NIEPOROZUMIENIE

publikacja 01.08.2006 12:25

Nie zauważyłam, że jeden z kolegów zauroczył się we mnie. Chciałam być miła i koleżeńska, więc odpowiadałam na sygnały, na SMS-y, w których nie było nic osobistego, uśmiechałam się, rozmawiałam. On to inaczej rozumiał.
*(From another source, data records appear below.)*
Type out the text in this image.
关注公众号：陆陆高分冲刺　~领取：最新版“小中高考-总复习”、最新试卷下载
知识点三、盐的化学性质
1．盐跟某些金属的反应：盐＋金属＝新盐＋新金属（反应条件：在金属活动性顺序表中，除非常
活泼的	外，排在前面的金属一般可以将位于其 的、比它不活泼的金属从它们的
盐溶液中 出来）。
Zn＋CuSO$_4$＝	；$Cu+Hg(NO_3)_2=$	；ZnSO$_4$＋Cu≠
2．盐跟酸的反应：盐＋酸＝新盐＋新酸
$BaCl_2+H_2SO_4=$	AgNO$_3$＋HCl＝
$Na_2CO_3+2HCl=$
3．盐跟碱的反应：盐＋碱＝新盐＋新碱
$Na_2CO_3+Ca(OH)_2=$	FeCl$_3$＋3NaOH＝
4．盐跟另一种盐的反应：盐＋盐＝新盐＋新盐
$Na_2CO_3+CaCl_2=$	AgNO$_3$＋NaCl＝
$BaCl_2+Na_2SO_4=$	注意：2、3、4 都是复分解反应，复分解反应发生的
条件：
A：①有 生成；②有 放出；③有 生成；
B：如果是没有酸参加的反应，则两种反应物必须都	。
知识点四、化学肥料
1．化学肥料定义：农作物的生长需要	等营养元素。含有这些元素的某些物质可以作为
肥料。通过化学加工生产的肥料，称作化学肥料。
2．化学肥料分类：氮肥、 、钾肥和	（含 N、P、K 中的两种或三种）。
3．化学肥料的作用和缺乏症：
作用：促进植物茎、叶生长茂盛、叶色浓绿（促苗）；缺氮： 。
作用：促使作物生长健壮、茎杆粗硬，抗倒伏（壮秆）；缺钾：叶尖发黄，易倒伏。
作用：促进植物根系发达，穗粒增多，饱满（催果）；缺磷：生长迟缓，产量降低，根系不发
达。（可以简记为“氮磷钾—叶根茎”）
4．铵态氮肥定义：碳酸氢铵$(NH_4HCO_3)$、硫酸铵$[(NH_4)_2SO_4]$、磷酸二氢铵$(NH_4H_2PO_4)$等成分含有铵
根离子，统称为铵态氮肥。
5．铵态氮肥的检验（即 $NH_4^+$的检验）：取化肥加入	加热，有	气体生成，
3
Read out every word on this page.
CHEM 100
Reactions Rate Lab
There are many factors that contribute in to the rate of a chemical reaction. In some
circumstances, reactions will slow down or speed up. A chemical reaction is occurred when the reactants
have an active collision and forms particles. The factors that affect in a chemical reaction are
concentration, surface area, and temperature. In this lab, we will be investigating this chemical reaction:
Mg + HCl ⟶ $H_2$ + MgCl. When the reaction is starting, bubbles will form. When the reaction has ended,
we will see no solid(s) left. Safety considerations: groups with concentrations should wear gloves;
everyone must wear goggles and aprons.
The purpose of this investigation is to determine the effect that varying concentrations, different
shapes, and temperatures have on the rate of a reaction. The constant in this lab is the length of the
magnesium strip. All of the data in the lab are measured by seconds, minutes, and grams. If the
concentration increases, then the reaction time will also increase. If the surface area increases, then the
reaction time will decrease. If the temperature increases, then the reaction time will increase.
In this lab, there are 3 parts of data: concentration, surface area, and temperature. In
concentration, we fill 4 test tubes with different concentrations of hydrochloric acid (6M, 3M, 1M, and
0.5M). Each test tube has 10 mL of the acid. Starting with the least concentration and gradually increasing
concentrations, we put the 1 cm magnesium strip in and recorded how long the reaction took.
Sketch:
Dowiedziałam się, że jest przekonany o mojej wzajemności. A moje serce jest dawno zajęte i to szczęśliwie. Jak mu dać to do zrozumienia? Jestem nieśmiała i nie potrafię tak prosto powiedzieć, że zaszło nieporozumienie! Nie chciałam go wprowadzić w błąd!
Zmartwiona



Jesteś nie tylko nieśmiała, ale przede wszystkim dobra. Nie chcesz skrzywdzić i wybrałaś dobrą metodę. Pilnuj, by nie tylko nie puszczać mu sygnałów, ale dobrze by było, by on zobaczył Cię z tamtym chłopakiem albo żeby się dowiedział. Pilnuj. by nie uśmiechać się do niego zbyt serdecznie, żeby umieć zachować typowo koleżeński dystans.
Nie rób niczego więcej i nie martw się na zapas. Nie da się przejść przez życie tak całkiem delikatnie. Nie Twoja wina, że ktoś Cię tak bardzo polubił i to bez wzajemności. Jesteś w porządku, teraz się wycofujesz z sygnałów, z rozmów serdecznych, Niczego nie musisz mówić. Chyba, że on zacząłby rozmowę i powiedział, że bardzo Cię lubi. Wtedy spokojnie powiesz, że też go lubisz, ale jako kolegę. Nic więcej. Najważniejsze, że jesteś w porządku. Miła musi być z Ciebie dziewczyna i oby takich więcej.